The time in hours given in the above data are simply numbers. When data appears in a form where it can be individually counted we say that it is discrete data. It goes up or down in countable steps. Thus the numbers 1.2, 3.4, 8.6, 9, 11.1 and 13.0 are said to be discrete. If, however, data is obtained by measurement, e.g. the heights of a group of people, then we say that this data is continuous. When dealing with continuous data, we tend to quote its limits, i.e. the limit of accuracy with which we take the measurements. For example, a person may be 174 ± 0.5 cm in height. When dealing numerically with continuous data or a large amount of discrete data, it is often useful to group this data into classes or categories. We can then find out the numbers (frequency) of items within each group.

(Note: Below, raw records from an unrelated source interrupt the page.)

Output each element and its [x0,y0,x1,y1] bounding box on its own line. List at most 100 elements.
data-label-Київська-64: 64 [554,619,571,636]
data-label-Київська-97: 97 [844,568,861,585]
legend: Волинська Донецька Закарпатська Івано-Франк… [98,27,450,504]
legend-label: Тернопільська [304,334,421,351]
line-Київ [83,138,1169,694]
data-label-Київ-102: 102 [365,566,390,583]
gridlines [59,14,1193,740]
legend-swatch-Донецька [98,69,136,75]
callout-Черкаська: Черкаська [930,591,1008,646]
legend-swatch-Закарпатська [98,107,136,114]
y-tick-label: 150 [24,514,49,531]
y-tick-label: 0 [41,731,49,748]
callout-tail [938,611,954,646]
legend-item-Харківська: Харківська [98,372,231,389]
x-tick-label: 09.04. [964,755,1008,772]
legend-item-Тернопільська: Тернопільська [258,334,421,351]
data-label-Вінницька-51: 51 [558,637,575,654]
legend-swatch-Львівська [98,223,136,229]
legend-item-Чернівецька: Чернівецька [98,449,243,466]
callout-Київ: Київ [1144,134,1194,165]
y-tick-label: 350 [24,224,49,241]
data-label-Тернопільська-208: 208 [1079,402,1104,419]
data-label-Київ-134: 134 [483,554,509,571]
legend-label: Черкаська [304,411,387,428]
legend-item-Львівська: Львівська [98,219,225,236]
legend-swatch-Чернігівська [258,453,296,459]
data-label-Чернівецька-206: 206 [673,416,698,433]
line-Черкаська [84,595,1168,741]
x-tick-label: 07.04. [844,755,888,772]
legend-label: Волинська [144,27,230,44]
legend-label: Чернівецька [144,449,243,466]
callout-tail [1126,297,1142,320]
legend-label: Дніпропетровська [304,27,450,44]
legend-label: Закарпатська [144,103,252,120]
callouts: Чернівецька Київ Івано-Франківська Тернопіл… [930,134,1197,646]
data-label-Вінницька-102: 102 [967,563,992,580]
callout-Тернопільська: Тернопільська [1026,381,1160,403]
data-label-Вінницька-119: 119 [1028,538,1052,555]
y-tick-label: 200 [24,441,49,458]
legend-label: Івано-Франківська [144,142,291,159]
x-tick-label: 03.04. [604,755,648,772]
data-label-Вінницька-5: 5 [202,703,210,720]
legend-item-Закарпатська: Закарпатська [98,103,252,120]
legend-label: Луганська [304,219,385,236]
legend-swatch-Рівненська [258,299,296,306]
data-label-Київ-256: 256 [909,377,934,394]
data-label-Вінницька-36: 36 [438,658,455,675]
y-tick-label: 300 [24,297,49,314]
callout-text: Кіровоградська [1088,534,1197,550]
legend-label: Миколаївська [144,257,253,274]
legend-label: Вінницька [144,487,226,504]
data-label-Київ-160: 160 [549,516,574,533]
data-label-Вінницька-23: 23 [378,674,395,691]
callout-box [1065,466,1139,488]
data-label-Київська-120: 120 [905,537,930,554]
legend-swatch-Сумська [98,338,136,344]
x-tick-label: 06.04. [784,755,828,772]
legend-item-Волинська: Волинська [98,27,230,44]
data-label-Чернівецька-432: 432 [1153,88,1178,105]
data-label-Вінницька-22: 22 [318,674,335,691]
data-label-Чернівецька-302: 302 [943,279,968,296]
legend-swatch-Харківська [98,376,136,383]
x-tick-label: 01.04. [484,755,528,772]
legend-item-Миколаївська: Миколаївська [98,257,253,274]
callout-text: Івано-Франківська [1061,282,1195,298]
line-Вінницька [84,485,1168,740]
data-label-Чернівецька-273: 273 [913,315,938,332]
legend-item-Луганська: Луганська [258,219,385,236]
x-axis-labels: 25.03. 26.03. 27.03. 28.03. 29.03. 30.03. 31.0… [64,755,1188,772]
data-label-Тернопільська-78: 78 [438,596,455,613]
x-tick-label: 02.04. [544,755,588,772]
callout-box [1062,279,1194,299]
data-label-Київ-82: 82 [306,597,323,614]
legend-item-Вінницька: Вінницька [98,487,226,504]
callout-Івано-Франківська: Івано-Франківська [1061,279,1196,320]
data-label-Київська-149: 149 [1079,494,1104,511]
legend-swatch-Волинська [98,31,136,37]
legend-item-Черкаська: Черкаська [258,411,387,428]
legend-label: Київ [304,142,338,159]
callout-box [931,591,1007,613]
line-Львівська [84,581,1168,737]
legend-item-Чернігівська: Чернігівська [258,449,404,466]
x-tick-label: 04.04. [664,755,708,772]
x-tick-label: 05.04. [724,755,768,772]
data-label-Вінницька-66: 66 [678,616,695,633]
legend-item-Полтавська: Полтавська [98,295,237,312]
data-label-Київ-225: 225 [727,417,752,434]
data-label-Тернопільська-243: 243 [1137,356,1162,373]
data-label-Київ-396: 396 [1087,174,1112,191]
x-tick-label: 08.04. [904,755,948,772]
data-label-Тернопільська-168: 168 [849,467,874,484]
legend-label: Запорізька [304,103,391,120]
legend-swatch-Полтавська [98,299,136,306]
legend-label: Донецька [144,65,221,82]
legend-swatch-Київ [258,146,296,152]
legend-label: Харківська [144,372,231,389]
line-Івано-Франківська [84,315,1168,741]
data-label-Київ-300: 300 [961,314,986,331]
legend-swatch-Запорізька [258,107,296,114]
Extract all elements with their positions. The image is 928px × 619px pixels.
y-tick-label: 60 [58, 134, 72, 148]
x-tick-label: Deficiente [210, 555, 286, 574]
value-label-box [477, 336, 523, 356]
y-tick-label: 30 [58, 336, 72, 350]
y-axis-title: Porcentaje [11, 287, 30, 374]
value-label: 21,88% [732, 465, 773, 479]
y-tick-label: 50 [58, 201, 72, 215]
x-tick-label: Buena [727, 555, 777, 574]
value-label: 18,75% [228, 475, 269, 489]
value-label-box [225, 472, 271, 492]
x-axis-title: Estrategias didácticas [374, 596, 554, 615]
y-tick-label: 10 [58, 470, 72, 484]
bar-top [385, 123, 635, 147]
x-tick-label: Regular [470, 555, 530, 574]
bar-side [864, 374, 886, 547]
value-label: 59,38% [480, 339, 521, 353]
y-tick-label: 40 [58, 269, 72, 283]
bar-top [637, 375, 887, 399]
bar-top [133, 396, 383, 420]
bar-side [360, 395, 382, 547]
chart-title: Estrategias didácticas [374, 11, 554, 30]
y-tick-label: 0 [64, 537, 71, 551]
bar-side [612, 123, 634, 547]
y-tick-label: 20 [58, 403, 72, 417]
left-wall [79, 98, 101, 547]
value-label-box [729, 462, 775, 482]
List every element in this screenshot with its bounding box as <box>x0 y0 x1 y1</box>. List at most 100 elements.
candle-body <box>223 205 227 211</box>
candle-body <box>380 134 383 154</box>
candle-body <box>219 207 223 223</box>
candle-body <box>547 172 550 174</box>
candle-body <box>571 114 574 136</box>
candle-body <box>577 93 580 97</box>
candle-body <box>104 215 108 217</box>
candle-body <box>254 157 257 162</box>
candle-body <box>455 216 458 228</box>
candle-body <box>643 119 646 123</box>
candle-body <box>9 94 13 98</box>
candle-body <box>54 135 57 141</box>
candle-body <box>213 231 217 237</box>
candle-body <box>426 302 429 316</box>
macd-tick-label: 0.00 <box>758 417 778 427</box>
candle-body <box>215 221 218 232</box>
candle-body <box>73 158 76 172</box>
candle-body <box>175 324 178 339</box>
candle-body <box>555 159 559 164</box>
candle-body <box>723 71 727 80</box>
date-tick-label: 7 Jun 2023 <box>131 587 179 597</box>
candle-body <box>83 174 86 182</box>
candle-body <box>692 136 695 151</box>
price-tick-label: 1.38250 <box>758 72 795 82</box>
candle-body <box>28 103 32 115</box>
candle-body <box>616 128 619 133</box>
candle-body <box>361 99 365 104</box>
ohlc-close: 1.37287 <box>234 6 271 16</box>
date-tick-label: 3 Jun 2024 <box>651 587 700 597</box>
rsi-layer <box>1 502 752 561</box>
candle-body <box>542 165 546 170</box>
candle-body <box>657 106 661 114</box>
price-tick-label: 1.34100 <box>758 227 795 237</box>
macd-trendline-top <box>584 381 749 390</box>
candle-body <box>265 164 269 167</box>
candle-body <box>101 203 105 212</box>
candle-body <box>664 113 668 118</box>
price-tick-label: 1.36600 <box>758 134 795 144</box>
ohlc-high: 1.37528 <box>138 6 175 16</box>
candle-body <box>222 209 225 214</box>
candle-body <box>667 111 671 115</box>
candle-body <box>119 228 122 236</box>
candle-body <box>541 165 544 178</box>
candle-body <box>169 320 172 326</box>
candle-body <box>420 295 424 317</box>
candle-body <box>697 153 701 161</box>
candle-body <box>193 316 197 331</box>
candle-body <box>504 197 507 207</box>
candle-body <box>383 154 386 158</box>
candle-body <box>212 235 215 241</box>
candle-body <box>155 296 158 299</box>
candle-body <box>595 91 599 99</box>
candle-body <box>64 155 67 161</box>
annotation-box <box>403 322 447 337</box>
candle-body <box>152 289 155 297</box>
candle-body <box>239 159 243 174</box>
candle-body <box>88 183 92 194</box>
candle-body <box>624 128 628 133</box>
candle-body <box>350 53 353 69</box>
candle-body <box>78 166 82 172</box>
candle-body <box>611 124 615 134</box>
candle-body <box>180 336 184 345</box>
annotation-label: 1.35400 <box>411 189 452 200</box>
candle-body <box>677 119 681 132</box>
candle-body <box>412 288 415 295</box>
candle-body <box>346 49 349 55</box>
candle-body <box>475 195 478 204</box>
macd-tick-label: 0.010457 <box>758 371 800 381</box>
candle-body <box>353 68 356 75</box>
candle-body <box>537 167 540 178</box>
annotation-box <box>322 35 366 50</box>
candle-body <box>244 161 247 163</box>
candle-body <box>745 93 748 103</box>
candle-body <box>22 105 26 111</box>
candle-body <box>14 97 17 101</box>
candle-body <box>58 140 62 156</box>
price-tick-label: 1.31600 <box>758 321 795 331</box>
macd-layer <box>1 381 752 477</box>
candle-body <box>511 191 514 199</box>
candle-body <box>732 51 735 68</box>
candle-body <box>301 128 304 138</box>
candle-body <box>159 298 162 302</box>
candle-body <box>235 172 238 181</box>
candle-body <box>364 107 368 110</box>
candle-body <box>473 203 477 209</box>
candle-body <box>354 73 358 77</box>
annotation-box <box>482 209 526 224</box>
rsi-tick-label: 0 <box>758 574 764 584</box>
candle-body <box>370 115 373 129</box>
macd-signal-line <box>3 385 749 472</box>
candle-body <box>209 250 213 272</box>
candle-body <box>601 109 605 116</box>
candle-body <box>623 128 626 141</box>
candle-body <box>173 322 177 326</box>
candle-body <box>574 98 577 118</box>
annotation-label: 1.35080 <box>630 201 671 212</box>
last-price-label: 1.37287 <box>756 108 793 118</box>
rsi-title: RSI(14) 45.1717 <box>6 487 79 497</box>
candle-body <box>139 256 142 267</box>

The following table shows the height of 200 adults grouped into 10 classes.
Height (cm) | Frequency |
150 – 154 | 4 |
155 – 159 | 9 |
160 – 164 | 15 |
165 – 169 | 21 |
170 – 174 | 32 |
175 – 179 | 45 |
180 – 184 | 41 |
185 – 189 | 22 |
190 – 194 | 9 |
195 – 199 | 2 |
Total | 200 |
The main advantage of grouping is that it produces a clear overall picture of the frequency distribution. In the table, the first class interval is 150–154. The end number 150 is known as the lower limit of the class interval; the number 154 is the upper limit. The heights have been measured to the nearest centimetre. That means within ± 0.5 cm. Therefore, in effect, the first class interval includes all heights between the range 149.5–154.5 cm. These numbers are known as the lower and upper class boundaries, respectively. The class width is always taken as the difference between the lower and upper class boundaries, not the upper and lower limits of the class interval.